Discovered in the 1980s and
excavated painstakingly by researchers over the last eight summers, the
massive bone bed on the southern edge of the city includes the
fossilized remains of dozens of different types of dinosaurs that were
likely travelling together when they died more than 70 million years
ago.
“We have uncovered thousands of bones and teeth representing a
mixed population of dozens of animals, young and old,” Clive Coy, the
senior lab technician at the University of Alberta Laboratory for
Invertebrate Paleontology, said. “It looks like they were moving as a
herd when something killed and buried them.”
Revealed on Monday in
a special issue of the Canadian Journal of Earth Sciences, the find is
so monumental that it will provide secrets about the lives of dinosaurs
for generations to come. Thus far, the site has yielded remains from
giant duck-billed Edmontonosaurs, large meat-eating Albertosaurs, two
small predators related to velociraptors, an ostrichlike ornithomimid,
and a horned dinosaur related to triceratops.
“We will continue
working on the site for our careers, and then years later researchers
will likely go back and collect data that we are not looking for today
and never even dreamed of,” said Coy, who helped recover and prepare
specimens and is among the authors whose work was published. “You
couldn’t uncover what’s there in a lifetime.”
The precise location
of the site is being kept secret to prevent vandalism, but Coy said it
stretches kilometres and covers an extinct riverbed. Bones have been
excavated there since 2006 by a team led by Philip Currie, the
University of Alberta’s Canada Research Chair in Dinosaur Paleontology.
Scientists
from around the world contributed to the special issue, including
paleontology students who conducted field work at the site and then
produced research projects based on their experiences.

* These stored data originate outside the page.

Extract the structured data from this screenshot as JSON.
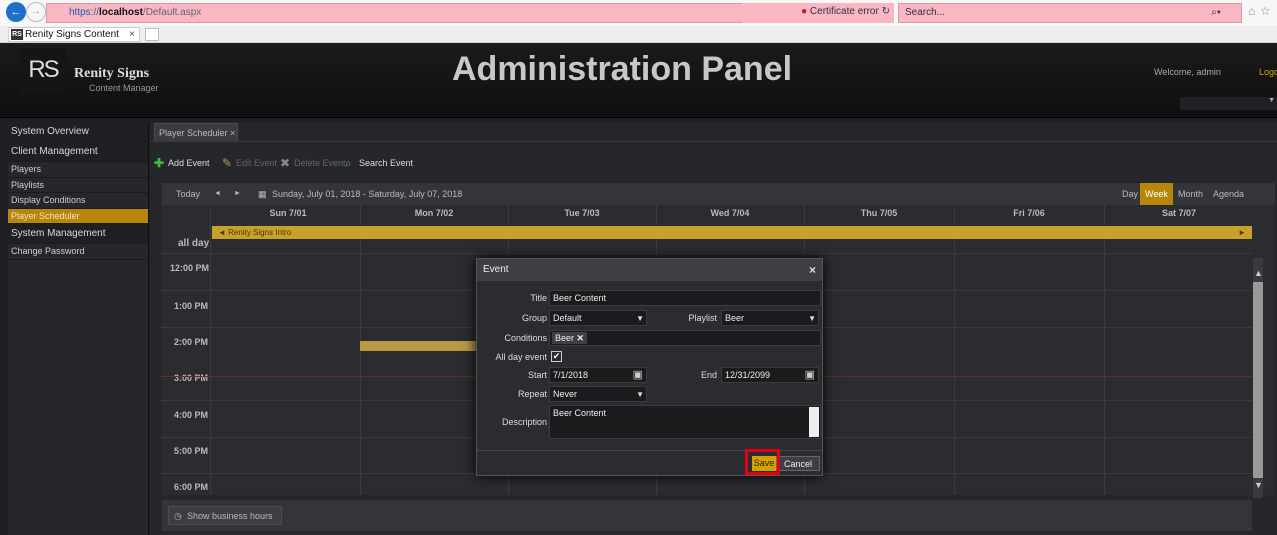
{
  "browser": {
    "address_protocol": "https://",
    "address_host": "localhost",
    "address_path": "/Default.aspx",
    "cert_error": "Certificate error",
    "search_placeholder": "Search...",
    "tab_title": "Renity Signs Content Mana",
    "tab_icon_text": "RS"
  },
  "header": {
    "logo_text": "RS",
    "brand_name": "Renity Signs",
    "brand_sub": "Content Manager",
    "title": "Administration Panel",
    "welcome": "Welcome, admin",
    "logout": "Logo"
  },
  "sidebar": {
    "items": [
      {
        "label": "System Overview",
        "type": "section"
      },
      {
        "label": "Client Management",
        "type": "section"
      },
      {
        "label": "Players",
        "type": "item"
      },
      {
        "label": "Playlists",
        "type": "item"
      },
      {
        "label": "Display Conditions",
        "type": "item"
      },
      {
        "label": "Player Scheduler",
        "type": "active"
      },
      {
        "label": "System Management",
        "type": "section"
      },
      {
        "label": "Change Password",
        "type": "item"
      }
    ]
  },
  "main": {
    "tab_label": "Player Scheduler ×",
    "toolbar": {
      "add": "Add Event",
      "edit": "Edit Event",
      "delete": "Delete Event",
      "search": "Search Event"
    },
    "calendar": {
      "today": "Today",
      "prev": "◄",
      "next": "►",
      "range": "Sunday, July 01, 2018 - Saturday, July 07, 2018",
      "views": [
        "Day",
        "Week",
        "Month",
        "Agenda"
      ],
      "active_view": "Week",
      "days": [
        "Sun 7/01",
        "Mon 7/02",
        "Tue 7/03",
        "Wed 7/04",
        "Thu 7/05",
        "Fri 7/06",
        "Sat 7/07"
      ],
      "all_day_label": "all day",
      "all_day_event": "◄ Renity Signs Intro",
      "all_day_event_end": "►",
      "hours": [
        "12:00 PM",
        "1:00 PM",
        "2:00 PM",
        "3:00 PM",
        "4:00 PM",
        "5:00 PM",
        "6:00 PM"
      ],
      "show_business_hours": "Show business hours"
    }
  },
  "dialog": {
    "title": "Event",
    "close": "×",
    "labels": {
      "title": "Title",
      "group": "Group",
      "playlist": "Playlist",
      "conditions": "Conditions",
      "all_day": "All day event",
      "start": "Start",
      "end": "End",
      "repeat": "Repeat",
      "description": "Description"
    },
    "values": {
      "title": "Beer Content",
      "group": "Default",
      "playlist": "Beer",
      "condition_tag": "Beer",
      "condition_remove": "✕",
      "all_day_checked": "✔",
      "start": "7/1/2018",
      "end": "12/31/2099",
      "repeat": "Never",
      "description": "Beer Content"
    },
    "save": "Save",
    "cancel": "Cancel"
  },
  "colors": {
    "accent": "#b8860b",
    "address_bar_error": "#f9b7c3",
    "highlight": "#e2001a"
  }
}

Some of the
fossils they collected are on display in downtown Edmonton at the
university’s galleries in Enterprise Square.
Coy said the discover
of fossilized remains of a triceratops is one of the biggest surprises,
along with teeth that apparently fell out as predators were ripping the
skin of smaller dinosaurs.
Although all of the animals are from
the same era, it is still unknown whether they died at the same time, or
if some were drawn to the site by the smell of rotting meat.
“We
have collected enough data that we had something definitive to say about
the site in a special volume,” Coy said. “We have benefited from
research conducted by people working on similar sites in Alaska, Montana
and Siberia, and felt it was our turn.
“We want to push the understanding of these animals forward.”